With a creak of saddle leather, he reached down for her, his dark bulk filling her vision. Before she understood what was afoot, he’d wrapped a brawny arm round her middle. She was hoisted up and clamped firmly to his side, with her feet dangling in the air. Crashing to the ground went her basket, the jars of apple blossom honey rolling away.
She squirmed, grabbing at his arm and feeling more ungainly and awkward than ever before. Her bottom jutted heavily outward; her breasts jammed painfully and too intimately against the mail shirt he wore. She tried frantically to push away.
It was too much like what had happened all those years ago, with her betrothed. He’d taken the liberty to grab her when she wasn’t expecting it, and she hadn’t like it then, either.
The four-legged monster beneath them shifted, stomping a hoof. She cried out and slammed a palm to FitzHenri’s thigh, clenching her fingers into rock-hard muscle to steady herself. When she looked up, she found him watching her, his green eyes as dark as the forest.

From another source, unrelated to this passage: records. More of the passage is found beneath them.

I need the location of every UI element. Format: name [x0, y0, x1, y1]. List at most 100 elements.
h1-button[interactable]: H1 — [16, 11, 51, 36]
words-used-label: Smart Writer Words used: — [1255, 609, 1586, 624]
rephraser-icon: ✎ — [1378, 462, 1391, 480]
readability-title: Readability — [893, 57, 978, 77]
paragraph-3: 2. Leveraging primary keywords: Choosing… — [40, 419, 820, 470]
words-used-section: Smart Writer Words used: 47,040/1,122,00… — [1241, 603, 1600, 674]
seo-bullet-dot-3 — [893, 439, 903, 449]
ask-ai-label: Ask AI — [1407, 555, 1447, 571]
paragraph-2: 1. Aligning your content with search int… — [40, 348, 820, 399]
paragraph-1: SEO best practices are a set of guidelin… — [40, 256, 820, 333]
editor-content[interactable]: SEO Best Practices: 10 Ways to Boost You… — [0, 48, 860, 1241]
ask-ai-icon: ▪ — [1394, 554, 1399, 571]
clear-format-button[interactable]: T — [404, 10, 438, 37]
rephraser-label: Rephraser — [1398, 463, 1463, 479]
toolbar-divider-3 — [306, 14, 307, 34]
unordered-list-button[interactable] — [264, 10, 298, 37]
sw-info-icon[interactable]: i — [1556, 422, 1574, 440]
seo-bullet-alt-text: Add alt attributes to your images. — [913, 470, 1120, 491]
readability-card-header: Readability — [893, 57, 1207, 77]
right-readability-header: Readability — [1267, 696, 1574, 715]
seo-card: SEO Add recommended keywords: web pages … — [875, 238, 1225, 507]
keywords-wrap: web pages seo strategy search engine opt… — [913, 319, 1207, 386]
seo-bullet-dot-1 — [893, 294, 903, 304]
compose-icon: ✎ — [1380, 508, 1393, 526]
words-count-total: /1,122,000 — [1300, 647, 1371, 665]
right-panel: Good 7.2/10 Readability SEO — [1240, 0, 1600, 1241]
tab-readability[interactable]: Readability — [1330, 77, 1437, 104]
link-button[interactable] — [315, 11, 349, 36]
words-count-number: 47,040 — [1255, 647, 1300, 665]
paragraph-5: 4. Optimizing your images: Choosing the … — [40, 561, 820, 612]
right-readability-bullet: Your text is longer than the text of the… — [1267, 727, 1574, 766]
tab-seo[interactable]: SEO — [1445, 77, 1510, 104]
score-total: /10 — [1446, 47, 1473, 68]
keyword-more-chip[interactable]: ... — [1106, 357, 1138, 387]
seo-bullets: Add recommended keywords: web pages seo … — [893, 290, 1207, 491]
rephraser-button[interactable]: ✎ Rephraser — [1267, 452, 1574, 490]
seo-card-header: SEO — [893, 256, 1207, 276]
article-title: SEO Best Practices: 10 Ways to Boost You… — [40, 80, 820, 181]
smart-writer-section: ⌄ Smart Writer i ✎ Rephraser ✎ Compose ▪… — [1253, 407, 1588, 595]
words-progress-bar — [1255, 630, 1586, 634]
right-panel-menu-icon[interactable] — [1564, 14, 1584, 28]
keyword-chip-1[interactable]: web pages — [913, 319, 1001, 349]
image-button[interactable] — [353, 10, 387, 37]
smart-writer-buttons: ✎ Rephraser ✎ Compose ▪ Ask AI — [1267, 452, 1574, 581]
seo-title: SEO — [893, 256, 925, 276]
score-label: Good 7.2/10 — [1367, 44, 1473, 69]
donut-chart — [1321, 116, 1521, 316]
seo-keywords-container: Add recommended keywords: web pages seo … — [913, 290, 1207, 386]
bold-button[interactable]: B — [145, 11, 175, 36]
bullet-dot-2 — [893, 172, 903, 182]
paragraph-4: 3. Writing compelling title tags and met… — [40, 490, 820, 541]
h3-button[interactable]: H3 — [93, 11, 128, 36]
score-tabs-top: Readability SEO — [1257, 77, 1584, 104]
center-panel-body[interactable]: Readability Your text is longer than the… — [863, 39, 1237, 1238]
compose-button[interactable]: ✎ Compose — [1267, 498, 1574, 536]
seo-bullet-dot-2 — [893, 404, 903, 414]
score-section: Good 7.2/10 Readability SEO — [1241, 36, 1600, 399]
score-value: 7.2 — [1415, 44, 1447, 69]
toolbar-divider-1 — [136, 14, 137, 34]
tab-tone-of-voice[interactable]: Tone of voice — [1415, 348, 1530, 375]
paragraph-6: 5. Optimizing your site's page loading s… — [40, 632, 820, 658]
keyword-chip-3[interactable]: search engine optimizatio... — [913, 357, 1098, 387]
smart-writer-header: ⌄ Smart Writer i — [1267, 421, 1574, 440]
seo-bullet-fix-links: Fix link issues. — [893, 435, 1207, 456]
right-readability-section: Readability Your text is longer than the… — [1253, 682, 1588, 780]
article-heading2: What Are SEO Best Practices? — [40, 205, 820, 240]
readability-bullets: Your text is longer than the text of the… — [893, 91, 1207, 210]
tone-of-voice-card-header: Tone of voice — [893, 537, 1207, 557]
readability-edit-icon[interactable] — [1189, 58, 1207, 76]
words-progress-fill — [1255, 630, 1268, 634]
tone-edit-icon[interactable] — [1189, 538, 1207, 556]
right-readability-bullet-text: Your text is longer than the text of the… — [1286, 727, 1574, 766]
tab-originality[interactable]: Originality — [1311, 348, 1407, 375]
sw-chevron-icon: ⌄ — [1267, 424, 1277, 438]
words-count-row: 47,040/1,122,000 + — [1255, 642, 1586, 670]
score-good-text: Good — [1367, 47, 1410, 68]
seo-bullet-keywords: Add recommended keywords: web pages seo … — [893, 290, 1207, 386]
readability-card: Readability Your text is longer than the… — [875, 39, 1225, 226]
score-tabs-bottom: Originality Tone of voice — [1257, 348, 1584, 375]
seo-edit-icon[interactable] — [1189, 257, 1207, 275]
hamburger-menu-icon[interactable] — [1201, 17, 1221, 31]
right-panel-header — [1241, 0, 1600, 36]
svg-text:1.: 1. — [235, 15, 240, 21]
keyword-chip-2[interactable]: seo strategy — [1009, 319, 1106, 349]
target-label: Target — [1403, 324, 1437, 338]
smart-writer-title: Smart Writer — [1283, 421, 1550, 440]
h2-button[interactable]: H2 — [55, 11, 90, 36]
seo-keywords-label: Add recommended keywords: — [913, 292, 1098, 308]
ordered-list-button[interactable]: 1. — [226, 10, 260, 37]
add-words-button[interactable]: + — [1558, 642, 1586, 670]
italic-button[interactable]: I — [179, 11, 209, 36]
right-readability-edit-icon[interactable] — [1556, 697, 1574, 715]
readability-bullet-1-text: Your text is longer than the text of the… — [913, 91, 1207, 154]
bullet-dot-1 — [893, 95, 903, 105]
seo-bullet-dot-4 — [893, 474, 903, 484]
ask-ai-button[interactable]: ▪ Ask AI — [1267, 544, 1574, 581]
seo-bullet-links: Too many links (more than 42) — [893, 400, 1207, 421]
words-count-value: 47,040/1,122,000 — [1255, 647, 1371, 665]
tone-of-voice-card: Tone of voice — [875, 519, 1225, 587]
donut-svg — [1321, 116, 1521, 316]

A few strands of sable hair had unfurled over his wide brow, making him look both roguish and intense. The flare of his nostrils, the virile cut of his jaw… It was all there, just as she remembered. And she felt as helplessly entranced by it as she had since her very first glimpse of him from the shadows of her father’s keep.
She swallowed thickly, barely managing to ask, “What do you want?”